# Alice in Brady Bunch Wonderland



## Dani21 (Oct 25, 2009)

she could have the look of alice in wonderland with the blue dress alice wore with on the brady bunch. or have brady bunch alice dress up like alice in wonderland. something like that, not sure that was any help


----------



## Sugar_Skull (Sep 26, 2009)

Honestly people probably won't get this. Even if she were to dress up as The Brady Bunch Alice dressed in an Alice costume everybody would probably just assume she's an older chick dressed as Alice. If it's what she really wants I say she should go for it.


----------



## mandyo (Sep 12, 2010)

dress as alice from the brady bunch but carry a "drink me" bottle. get your husband to dress up as sam the butcher. you could get raunchy if you want with sam asking if you would like to try some of his meat and alice replying eat me


----------



## GobbyGruesome (Sep 14, 2005)

ˆHA! Too funny!

I think it's brilliant, but I definitely don't think most will get it. It'll be a hoot for those that do, though. Weird that they already kind of dress the same - similar colors, both have aprons... that almost makes it harder.

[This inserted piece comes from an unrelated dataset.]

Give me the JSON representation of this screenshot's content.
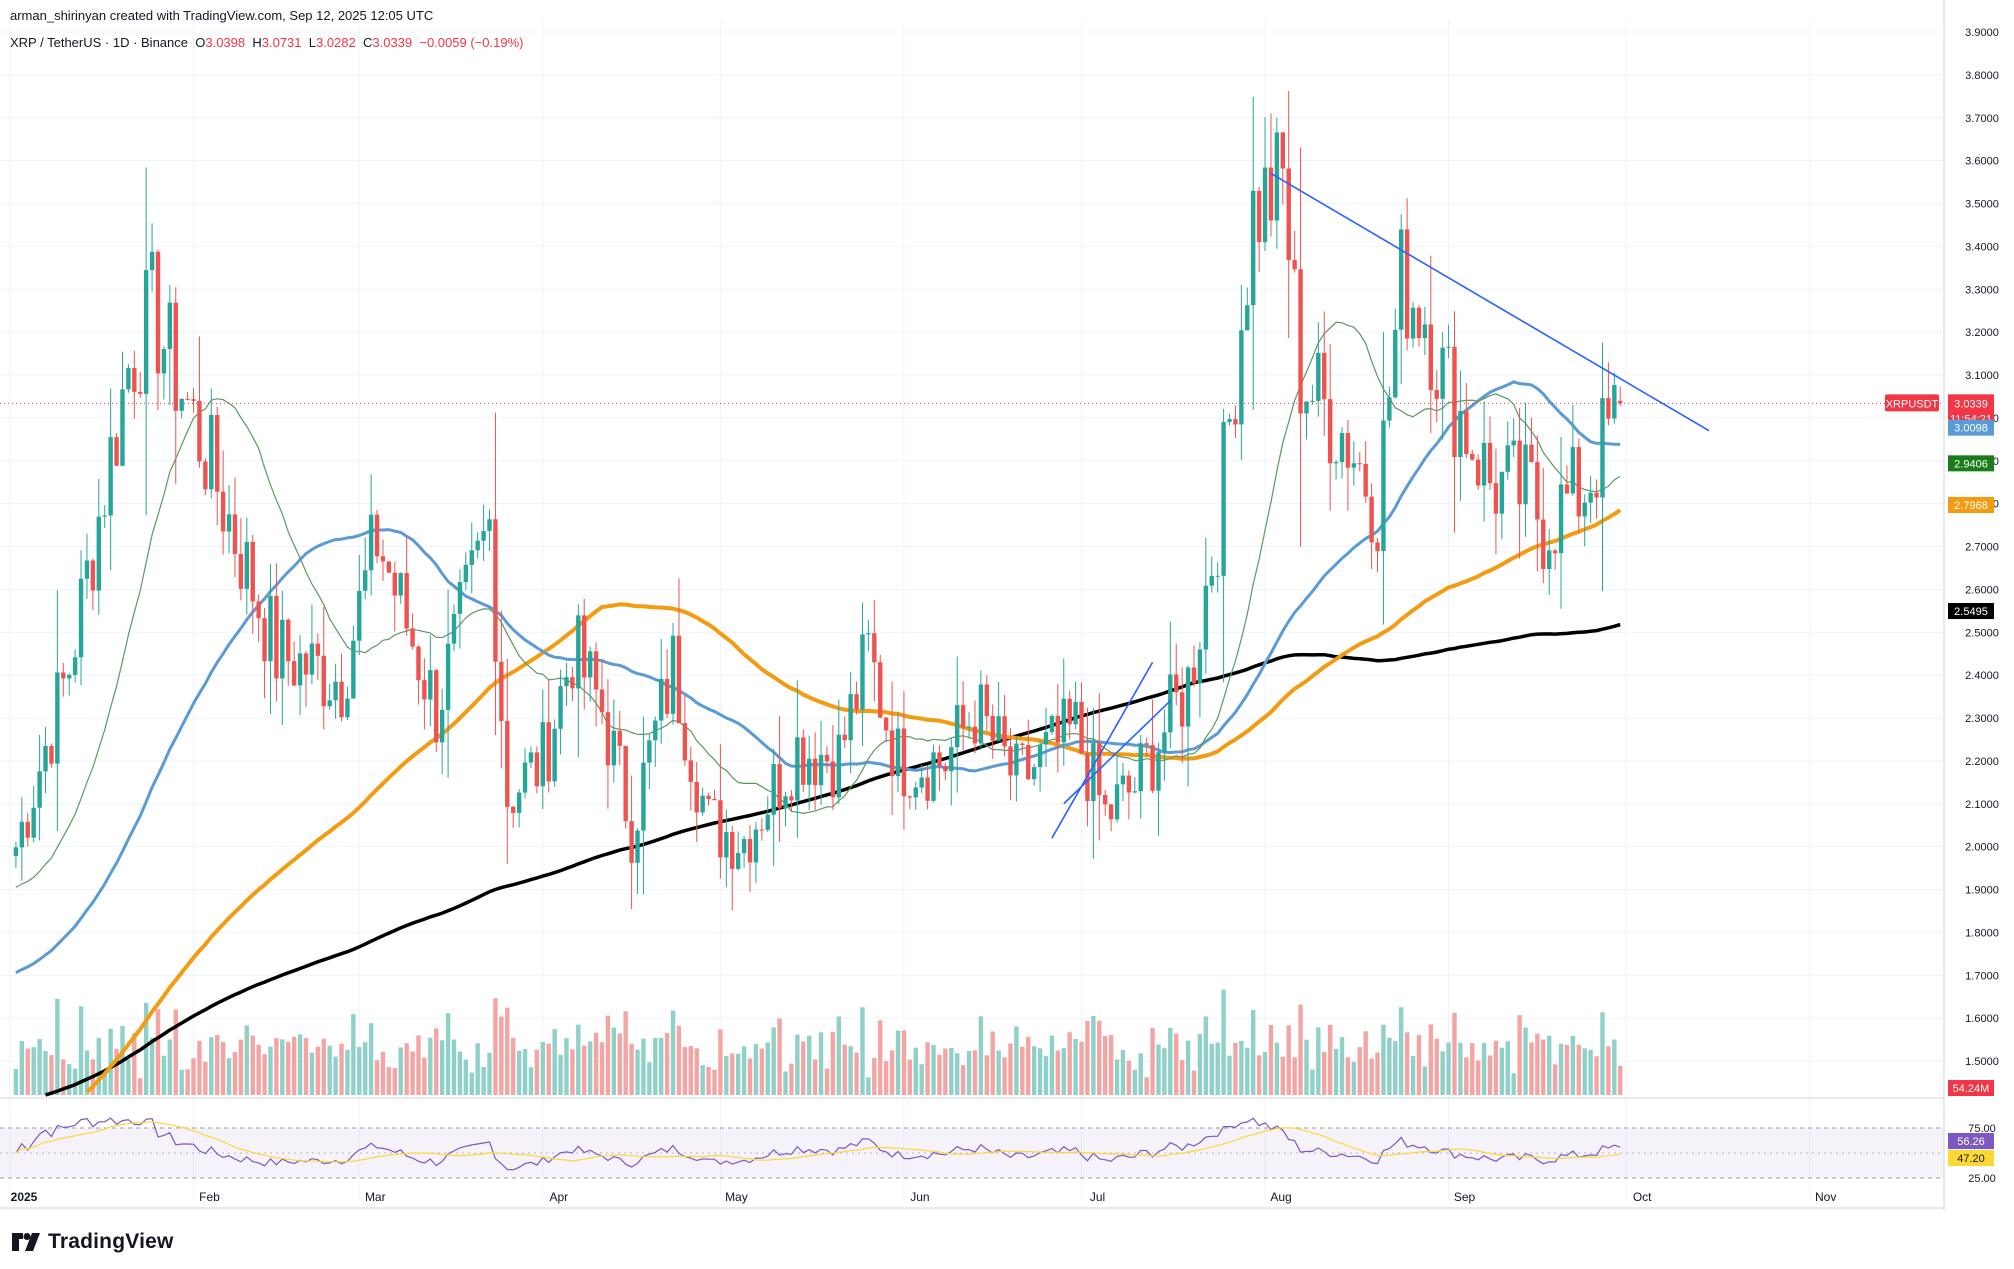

She could carry around a laundry basket of folded clothes, or maybe some bagged lunches with names on them. Or wear big yellow cleaning gloves and carry a plunger?

Maybe print this off, stick it to a book and carry it around?
http://images2.fanpop.com/image/pho...Cook-Book-the-brady-bunch-8896321-427-600.jpg

Tough one. Your wife might be TOO clever.


----------



## Crazytrain83 (Oct 1, 2009)

That image is awesome. Thanks Gruesome.


----------